There were many more but these were the only ones that I had considered for this post. Please feel free to let me know if you think any of these would make a good impression on my new bio page on the IBA website.
Well, that was almost all of my delights that I experienced on my birthday--almost but not quite. How can I help but cry tears of joy now as I recall the phone call that I got that morning from my brother, Russell.
I'm sure that many of you can grasp what this meant to me. For the others I will simply say that my brother has NEVER done anything to acknowledge my birthday before. Well, we had just sat down for a breakfast of nice warm oatmeal with apples cut into it--just the way I like it best. Thank you Cora!
The timing wasn't the best, but when my brother started singing, "Happy birthday to you..." I didn't mind missing my birthday breakfast, as you might imagine. We talked for about half an hour and, for the first time in my life, it didn't matter that my dad doesn't love me.
You see, Russell and I decided a while back that we would be unloved children together. Somehow it doesn't matter so much now that I'm not alone. Of course my dad did nothing for my birthday, but it didn't matter. He's emotionally retarded and one mustn't expect too much of someone like that.

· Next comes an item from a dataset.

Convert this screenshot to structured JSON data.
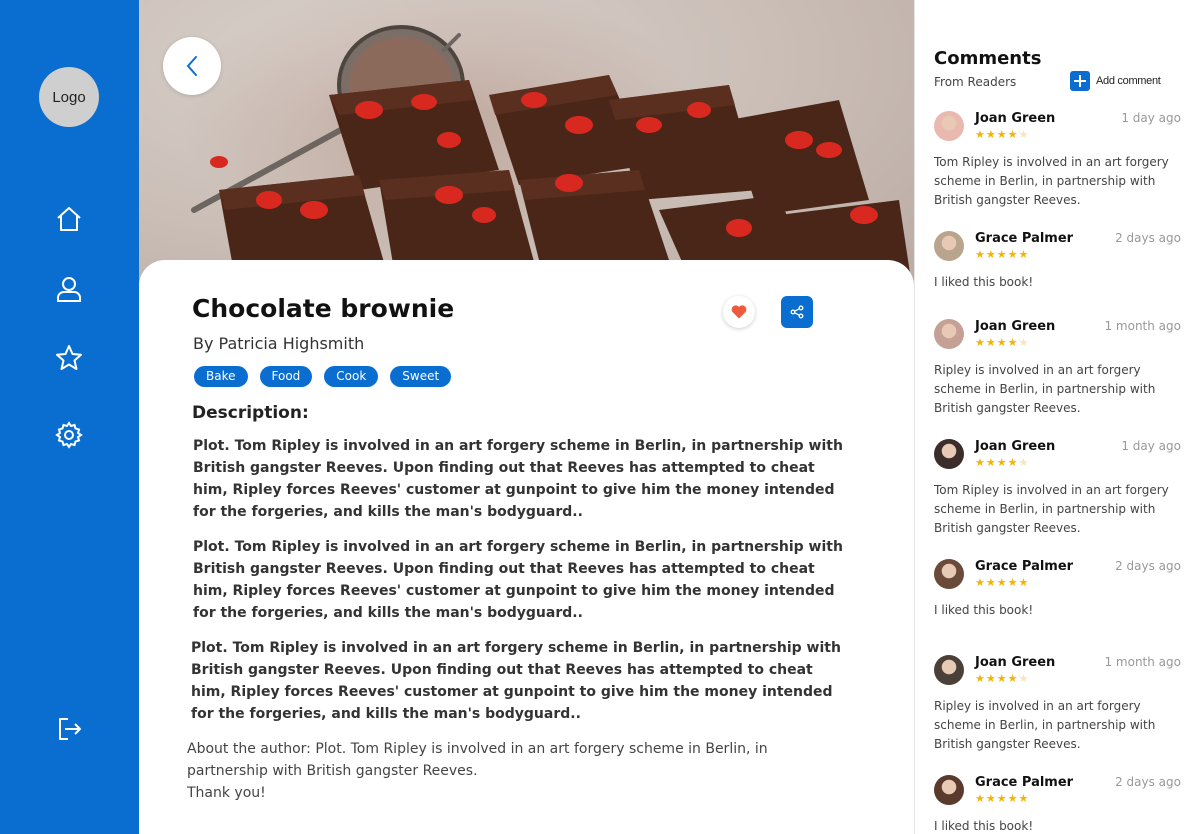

My brother Russell actually called me and wished me a happy birthday and that was the start of one of the most wonderful days of my life!!!!!!! He actually told me that he loves me and there are no words to express my joy at that moment. One would have had to have been starved for brotherly love all of one's life to be able to grasp how his words touched my heart!
I am NOT alone any more! I may be alone in a lot of ways from here on out, but I am no longer alone without someone from my family of origin to truly care whether I live or not! I am speechless with delight as I leave you with that wonderful answer to prayer.
Many of you deserve thanks for your prayers that led to that moment with my brother so this post is full of my heartfelt thanks. I love you all! Thanks for being there and thanks for caring!!!!!